Abstract
A decentralized surveillance system to identify local outbreaks and monitor SARS-CoV-2 Variants of Concern is one of the primary strategies for the pandemic's containment. Although next-generation sequencing (NGS) is a gold standard for genomic surveillance and variant discovery, the technology is still cost-prohibitive for decentralized sequencing, particularly in small independent labs with limited resources. We have optimized the Illumina COVIDSeq™ protocol for the Illumina MiniSeq instrument to reduce cost without compromising accuracy. We slashed the library preparation cost by half by using 50% of recommended reagents at each step and normalizing the libraries before pooling to achieve uniform coverage. Reagent-only cost (∼$43.27/sample) for SARS-CoV-2 variant analysis with this normalized input protocol on MiniSeq instruments is comparable to what is achieved on high throughput instruments such as NextSeq and NovaSeq. Using this modified protocol, we tested 153 clinical samples, and 90% of genomic coverage was achieved for 142/153 samples analyzed in this study. The lineage was correctly assigned to all samples (152/153) except for one. This modified protocol can help laboratories with constrained resources to contribute in decentralized COVID-19 surveillance in the post-vaccination era.
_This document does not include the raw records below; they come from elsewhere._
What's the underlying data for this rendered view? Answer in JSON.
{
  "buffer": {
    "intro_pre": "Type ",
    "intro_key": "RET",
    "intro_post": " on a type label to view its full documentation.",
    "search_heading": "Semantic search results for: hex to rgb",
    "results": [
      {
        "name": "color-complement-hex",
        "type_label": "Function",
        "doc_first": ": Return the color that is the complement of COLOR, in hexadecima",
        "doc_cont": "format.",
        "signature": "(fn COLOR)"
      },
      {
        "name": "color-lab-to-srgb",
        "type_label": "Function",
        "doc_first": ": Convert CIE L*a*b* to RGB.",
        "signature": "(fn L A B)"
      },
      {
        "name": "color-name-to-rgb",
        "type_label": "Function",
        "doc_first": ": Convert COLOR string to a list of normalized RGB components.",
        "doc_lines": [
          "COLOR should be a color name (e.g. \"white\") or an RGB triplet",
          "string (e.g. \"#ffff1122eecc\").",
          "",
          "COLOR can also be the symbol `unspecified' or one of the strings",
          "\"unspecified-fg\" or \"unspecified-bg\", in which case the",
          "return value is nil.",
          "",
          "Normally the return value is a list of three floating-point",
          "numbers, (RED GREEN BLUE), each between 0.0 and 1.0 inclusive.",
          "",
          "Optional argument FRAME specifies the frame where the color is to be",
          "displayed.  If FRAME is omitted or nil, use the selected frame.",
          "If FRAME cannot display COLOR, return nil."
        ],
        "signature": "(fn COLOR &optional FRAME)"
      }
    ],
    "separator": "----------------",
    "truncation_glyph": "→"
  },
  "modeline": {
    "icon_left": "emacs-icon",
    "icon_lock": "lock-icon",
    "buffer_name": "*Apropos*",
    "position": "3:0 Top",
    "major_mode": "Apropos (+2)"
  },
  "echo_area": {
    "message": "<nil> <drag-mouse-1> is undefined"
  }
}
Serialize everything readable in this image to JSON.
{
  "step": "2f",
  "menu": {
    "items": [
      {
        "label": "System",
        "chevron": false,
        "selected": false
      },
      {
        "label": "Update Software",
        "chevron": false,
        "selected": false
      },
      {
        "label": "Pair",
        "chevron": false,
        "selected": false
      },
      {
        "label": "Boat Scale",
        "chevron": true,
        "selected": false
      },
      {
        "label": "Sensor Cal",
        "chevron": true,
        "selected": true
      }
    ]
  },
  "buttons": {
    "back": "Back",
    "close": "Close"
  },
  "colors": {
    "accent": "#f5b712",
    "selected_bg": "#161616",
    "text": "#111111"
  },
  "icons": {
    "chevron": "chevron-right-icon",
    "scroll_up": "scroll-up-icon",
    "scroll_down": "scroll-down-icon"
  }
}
Keywords: Illumina COVID-seq, SARS-CoV-2 variants, Next generation sequencing (NGS), Genomic surveillance, Transmission dynamics, Cost-effective approach
1. Introduction
The severe acute respiratory syndrome coronavirus (SARS-CoV-2) pandemic has claimed millions of lives globally, accentuating the need for systemic decentralized scientific breadths. Although currently, there is a downward progression of global COVID-19 cases [1], community-level surveillance by decentralized genomic sequencing is paramount for monitoring the transmission dynamics of the pandemic. Keeping SARS-CoV-2 in the foreground, new lineages will likely emerge, and monitoring the evolving variants is epidemiologically critical [2,3]. New SARS-CoV-2 variants may also have different clinical manifestations and vaccine efficacy. Thus, determining the infecting variant may also be used for clinical decision-making for an individual patient. While next-generation sequencing (NGS) has arisen as the gold standard technology for genomic surveillance and variant discovery [4], the technology remains cost prohibitive for decentralized sequencing, particularly in small independent and resource-limited laboratories [5]. Illumina COVIDSeq™ is one of the most adopted methods for COVID-19 surveillance. However, the application has been limited to centralized surveillance programs because of high initial capital investment and reoccurring maintenance costs. Still, high throughput instruments and protocols often mandate sequencing a large batch of samples to attain efficiency and presumed low cost. Accordingly, this study describes the optimization of the Illumina COVIDSeq™ Research Use Only (RUO) assay protocol for the decentralized implementation of SARS-CoV-2 genomic surveillance.
2. Material and methods
As part of a Centers for Disease Control and Prevention (CDC) sponsored COVID surveillance program, 95 clinical samples from Advanta Genetics were sent to Fulgent Genetics for sequencing. These samples were sequenced at an average depth of 20,071.41x using Illumina COVIDSeq assay on NovaSeq 6000 instrument (Cost ∼ 1 million USD), which requires pooling of 1000s of samples for efficient use of sequencing reagents and achieves the lowest sequencing cost (∼$30/sample). The standard COVIDSeq™ protocol does not require the normalization of libraries; thus, the sequencing depth among 95 samples ranges from 268x to 77,387x (Supplementary Table). This over-sequencing approach is acceptable in high throughput laboratories, where samples are sequenced at higher depths to achieve sufficient coverage for each sample. However, using low throughput instruments, the standard protocol is cost-prohibitive for decentralized sequencing facilities.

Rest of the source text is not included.